Let’s not kid ourselves, most of the rule-set changes proposed since 9/11 focus on war and the military management of “empire.”◈ But that just reflects our habit of thinking about war solely within the context of war instead of approaching war as something that occurs within the context of everything else. Yes, you can bomb terrorist-haven countries back into the Stone Age (usually a very short trip), but that hardly constitutes promoting connectivity in and of itself. Yes, invasions and regime changes facilitate the removal of our enemies in this war, or those who endeavor to keep entire societies trapped in splendid isolation (the Taliban, Saddam). But as we’ve seen in both postwar Afghanistan and Iraq, that is not even half the battle. If all we do—for lack of effort—is simply replace one “disconnecting” leadership with another, then the countries in question will inevitably lapse back into problem status. So clearly, the rule-set reset we seek is far larger than simply keeping the barbarians at the gate, which—frankly—is what virtually every discussion of “American empire” is really about. In effect, America’s avowed goal should be extending our culturally neutral, rules-based “civilization” called globalization, because if we do not all live under the same basic rule set, there will always be a global hierarchy by which some rule and others are ruled. Until there are equal rules, we are not all equal.

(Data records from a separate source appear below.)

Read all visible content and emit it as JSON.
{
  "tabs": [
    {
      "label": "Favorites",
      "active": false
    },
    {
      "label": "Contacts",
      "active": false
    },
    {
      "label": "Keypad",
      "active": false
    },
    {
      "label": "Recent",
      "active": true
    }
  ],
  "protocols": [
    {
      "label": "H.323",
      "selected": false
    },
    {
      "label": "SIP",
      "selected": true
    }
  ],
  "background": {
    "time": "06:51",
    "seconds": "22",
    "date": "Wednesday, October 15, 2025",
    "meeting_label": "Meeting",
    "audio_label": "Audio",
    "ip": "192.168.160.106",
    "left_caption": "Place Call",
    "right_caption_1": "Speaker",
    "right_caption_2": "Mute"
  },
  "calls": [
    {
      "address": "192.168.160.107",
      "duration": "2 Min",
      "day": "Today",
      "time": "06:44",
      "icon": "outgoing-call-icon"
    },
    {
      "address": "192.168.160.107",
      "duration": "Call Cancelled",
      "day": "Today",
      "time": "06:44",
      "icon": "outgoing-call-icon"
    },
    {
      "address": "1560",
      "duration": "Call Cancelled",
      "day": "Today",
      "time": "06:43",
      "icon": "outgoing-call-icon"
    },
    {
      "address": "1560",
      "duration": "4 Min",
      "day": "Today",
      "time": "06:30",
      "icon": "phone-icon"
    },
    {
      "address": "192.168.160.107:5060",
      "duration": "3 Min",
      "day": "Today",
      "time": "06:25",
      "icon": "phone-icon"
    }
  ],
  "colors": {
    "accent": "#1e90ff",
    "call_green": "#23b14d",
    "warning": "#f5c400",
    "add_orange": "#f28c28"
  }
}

You want a future worth creating? It is called making globalization truly global. If we shoot for anything less in this global war on terrorism, we simply shoot ourselves in the foot, condemning globalization to futures worth debating. If globalization is permanently hampered by rule sets being out of whack, the Core will remain seriously vulnerable to damaging “shocks to the system” like 9/11, outbreaks of contagious diseases, future “electronic Pearl Harbors,” or rapidly emerging environmental catastrophes of global proportions. Worse still, the progressive division of the world economy into cultural or regional camps diminishes the overall potential for international cooperation—meaning, in effect, that no one is minding the store on such big issues as the proliferation of weapons of mass destruction, global warming, and the spread of AIDS. In this far darker scenario, we all seem to live in a dog-eat-dog world, where every major power looks out for number one. Over time, globalization’s advance is invariably reversed by increased economic nationalism, arms races, and—eventually—conflict among great powers. You could describe this scenario as a rerun of the 1930s. Flash points might include Europe versus America over genetically modified organisms, China versus America over a solution to the North Korea problem, and Russia versus America over the latter’s growing military presence in Central Asia.